Cinliler ne bilsin 33’ün 99’un ne anlam ifade ettiğini. Belki kendi kültürlerinde 45’in bir anlamı var. Yahut önlerine “İşte bunlardan yapacaksınız” diye bir 33’lük bir de 99’luk tespih koydular onlar da saymadan ve belki de “Bu da benden hediye olsun” diye fazladan taneler ekleyerek 45’e tamamlayıp siparişleri teslim ettiler. Daha önceki yıllarda böyle tespihler bizlerin eline de geçmişti. 33’lük tespihi 45’lik yapan Çinliler misali halkın ekseriyetinin inanç ve kültürüne Çinli kadar uzak olanların “Her nefis ölümü tadacaktır” ayetine bizim burada yazamayacağımız bir sıfat izafe etmesi fazla şaşırtıcı değil. Ama kim ne derse, kim hangi düşüncede olursa olsun erinde gecinde “Her nefis ölümü tadacak” tır. Bu sözün en yakıştığı yer ise bu kardeşinize göre Mezarlık girişleri değil akıl ve gönül gözünün her an baktığı bir yer olmasıdır. Toplumun gidişatından büyük rahatsızlık duyan bir yazarımızın, “Belediyeler kısa aralıklarla halkın arasında cenaze arabaları dolaştırmalı” diye figan etmesi boşuna değildir. Üstelik o yazar bu teklifi bahsedilen ayete olumsuz sıfat yükleyenleri düşünerek değil, dinden imandan bahsede bahsede ölümü hiç aklına getirmeyen zevat için yapmıştır. Cami çıkışında gıybet yapan, iktidar gücünü ihaleye tahvil edip yetim hakkı yiyenler için yapmıştır.

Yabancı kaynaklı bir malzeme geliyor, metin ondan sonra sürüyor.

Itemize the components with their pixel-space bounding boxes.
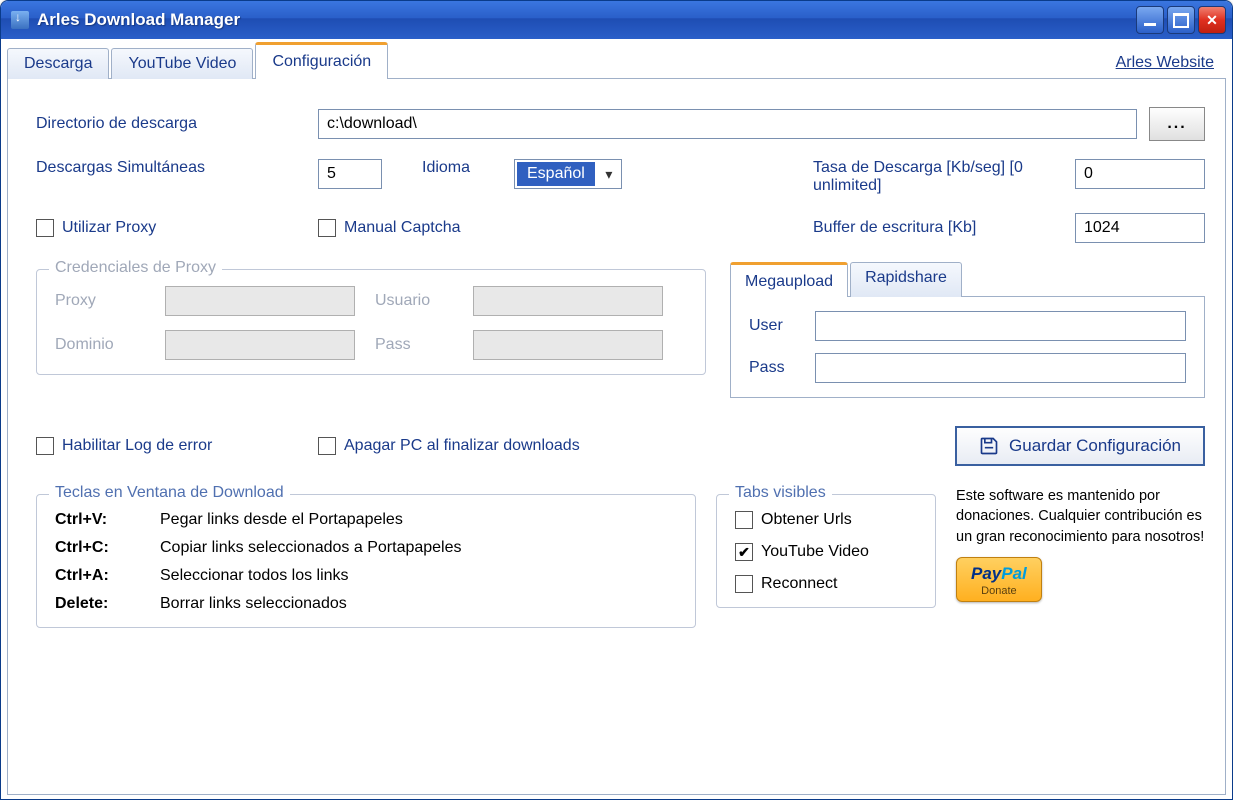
credentials-row: Credenciales de Proxy Proxy Usuario Domi…: [36, 261, 1205, 398]
proxy-pass-input: [473, 330, 663, 360]
simultaneous-input[interactable]: [318, 159, 382, 189]
rate-label: Tasa de Descarga [Kb/seg] [0 unlimited]: [813, 159, 1063, 195]
paypal-donate-button[interactable]: PayPal Donate: [956, 557, 1042, 602]
obtain-urls-label: Obtener Urls: [761, 511, 852, 529]
tabs-visible-group: Tabs visibles Obtener Urls YouTube Video…: [716, 494, 936, 608]
language-label: Idioma: [422, 159, 502, 177]
proxy-domain-input: [165, 330, 355, 360]
chevron-down-icon: ▾: [597, 166, 621, 183]
shortcuts-legend: Teclas en Ventana de Download: [49, 484, 290, 502]
shortcut-key: Ctrl+A:: [55, 567, 150, 585]
website-link[interactable]: Arles Website: [1104, 48, 1226, 78]
tabs-visible-legend: Tabs visibles: [729, 484, 832, 502]
row-log-save: Habilitar Log de error Apagar PC al fina…: [36, 426, 1205, 466]
window-controls: [1136, 6, 1226, 34]
proxy-user-input: [473, 286, 663, 316]
shortcut-desc: Pegar links desde el Portapapeles: [160, 511, 677, 529]
save-button-label: Guardar Configuración: [1009, 436, 1181, 456]
download-dir-label: Directorio de descarga: [36, 115, 306, 133]
paypal-donate-label: Donate: [971, 584, 1027, 599]
shortcut-desc: Copiar links seleccionados a Portapapele…: [160, 539, 677, 557]
enable-log-label: Habilitar Log de error: [62, 437, 212, 455]
close-button[interactable]: [1198, 6, 1226, 34]
download-dir-input[interactable]: [318, 109, 1137, 139]
proxy-input: [165, 286, 355, 316]
buffer-input[interactable]: [1075, 213, 1205, 243]
proxy-label: Proxy: [55, 292, 145, 310]
tab-config[interactable]: Configuración: [255, 42, 388, 79]
config-panel: Directorio de descarga ... Descargas Sim…: [7, 79, 1226, 795]
checkbox-icon: [318, 219, 336, 237]
browse-button[interactable]: ...: [1149, 107, 1205, 141]
reconnect-label: Reconnect: [761, 575, 838, 593]
tab-megaupload[interactable]: Megaupload: [730, 262, 848, 297]
shortcuts-group: Teclas en Ventana de Download Ctrl+V: Pe…: [36, 494, 696, 628]
checkbox-icon: [36, 219, 54, 237]
row-proxy-buffer: Utilizar Proxy Manual Captcha Buffer de …: [36, 213, 1205, 243]
client-area: Descarga YouTube Video Configuración Arl…: [1, 39, 1232, 800]
donate-text: Este software es mantenido por donacione…: [956, 486, 1205, 547]
use-proxy-checkbox[interactable]: Utilizar Proxy: [36, 219, 306, 237]
proxy-legend: Credenciales de Proxy: [49, 259, 222, 277]
checkbox-icon: [735, 575, 753, 593]
proxy-user-label: Usuario: [375, 292, 453, 310]
tab-download[interactable]: Descarga: [7, 48, 109, 79]
cred-pass-label: Pass: [749, 359, 803, 377]
youtube-video-label: YouTube Video: [761, 543, 869, 561]
reconnect-checkbox[interactable]: Reconnect: [735, 575, 917, 593]
upload-panel: User Pass: [730, 297, 1205, 398]
shutdown-checkbox[interactable]: Apagar PC al finalizar downloads: [318, 437, 580, 455]
maximize-button[interactable]: [1167, 6, 1195, 34]
window-title: Arles Download Manager: [37, 10, 1136, 30]
shutdown-label: Apagar PC al finalizar downloads: [344, 437, 580, 455]
enable-log-checkbox[interactable]: Habilitar Log de error: [36, 437, 306, 455]
simultaneous-label: Descargas Simultáneas: [36, 159, 306, 177]
shortcut-key: Ctrl+C:: [55, 539, 150, 557]
language-dropdown[interactable]: Español ▾: [514, 159, 622, 189]
rate-input[interactable]: [1075, 159, 1205, 189]
youtube-video-checkbox[interactable]: YouTube Video: [735, 543, 917, 561]
language-value: Español: [517, 162, 595, 186]
cred-user-input[interactable]: [815, 311, 1186, 341]
cred-pass-input[interactable]: [815, 353, 1186, 383]
checkbox-icon: [735, 543, 753, 561]
manual-captcha-checkbox[interactable]: Manual Captcha: [318, 219, 678, 237]
use-proxy-label: Utilizar Proxy: [62, 219, 156, 237]
checkbox-icon: [735, 511, 753, 529]
shortcut-key: Delete:: [55, 595, 150, 613]
row-settings: Descargas Simultáneas Idioma Español ▾ T…: [36, 159, 1205, 195]
donate-section: Este software es mantenido por donacione…: [956, 486, 1205, 602]
paypal-logo: PayPal: [971, 564, 1027, 583]
main-tabbar: Descarga YouTube Video Configuración Arl…: [7, 43, 1226, 79]
shortcut-desc: Borrar links seleccionados: [160, 595, 677, 613]
manual-captcha-label: Manual Captcha: [344, 219, 461, 237]
app-icon: [11, 11, 29, 29]
titlebar: Arles Download Manager: [1, 1, 1232, 39]
save-config-button[interactable]: Guardar Configuración: [955, 426, 1205, 466]
cred-user-label: User: [749, 317, 803, 335]
bottom-row: Teclas en Ventana de Download Ctrl+V: Pe…: [36, 486, 1205, 628]
row-download-dir: Directorio de descarga ...: [36, 107, 1205, 141]
tab-youtube[interactable]: YouTube Video: [111, 48, 253, 79]
checkbox-icon: [36, 437, 54, 455]
app-window: Arles Download Manager Descarga YouTube …: [0, 0, 1233, 800]
minimize-button[interactable]: [1136, 6, 1164, 34]
upload-tabs: Megaupload Rapidshare: [730, 261, 1205, 297]
shortcut-desc: Seleccionar todos los links: [160, 567, 677, 585]
checkbox-icon: [318, 437, 336, 455]
obtain-urls-checkbox[interactable]: Obtener Urls: [735, 511, 917, 529]
buffer-label: Buffer de escritura [Kb]: [813, 219, 1063, 237]
proxy-credentials-group: Credenciales de Proxy Proxy Usuario Domi…: [36, 269, 706, 375]
shortcut-key: Ctrl+V:: [55, 511, 150, 529]
save-icon: [979, 436, 999, 456]
tab-rapidshare[interactable]: Rapidshare: [850, 262, 962, 297]
proxy-pass-label: Pass: [375, 336, 453, 354]
proxy-domain-label: Dominio: [55, 336, 145, 354]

Evet, Yüce Yaratıcı Âl-i İmran Suresi’nin 185, Enbiya Suresinin 35, Ankebut Suresinin 57’nci ayetlerinde her nefsin ölümü tadacağını, dünya hayatının aldatıcı bir zevkten ibaret olduğunu, insanoğlunun bir imtihan için dünyaya gönderildiğini ve herkesin sonunda “Kendine döndürüleceğini” açık açık beyan etmiştir. Bu sözü söyleyen Ali, Veli değil Allah (c.c)’tır. “Bir gün mutlaka karşıma geleceksiniz” demektedir. Hiçbir kayıtta “Yaşlanınca” yahut “hastalandıktan sonra” ikazı yoktur. “Bir gün” ün hangi gün olduğunu biz bilmiyoruz. Altı yıl önce olduğum ameliyat sonrası bana “Geçmiş olsun” demeye gelenler arasında “Ölümü tadan” arkadaşlarım oldu. Bu süreç içerisinde değişik zamanlarda beş defa kalbim durdu, şuurum kayboldu, demek “Ölümü tatma sırası” bize gelmemişti ki, bu satırları yazabiliyoruz.. Velhasıl ölen, “Hasta” yahut “yaşlı” kişi değil, “vakti gelen” kişidir. Kimse bir iki saniye/saat sonra sıranın kendisine gelmeyeceğine garanti veremez. Öyleyse ölümü unutmamak lazım, çünkü sen onu unutsan da o seni unutmuyor, unutmayacak.
“Sürekli ölümü düşünerek yaşanır mı?” diyenlere, “İnanın, çok rahat edersiniz” demek durumundayım.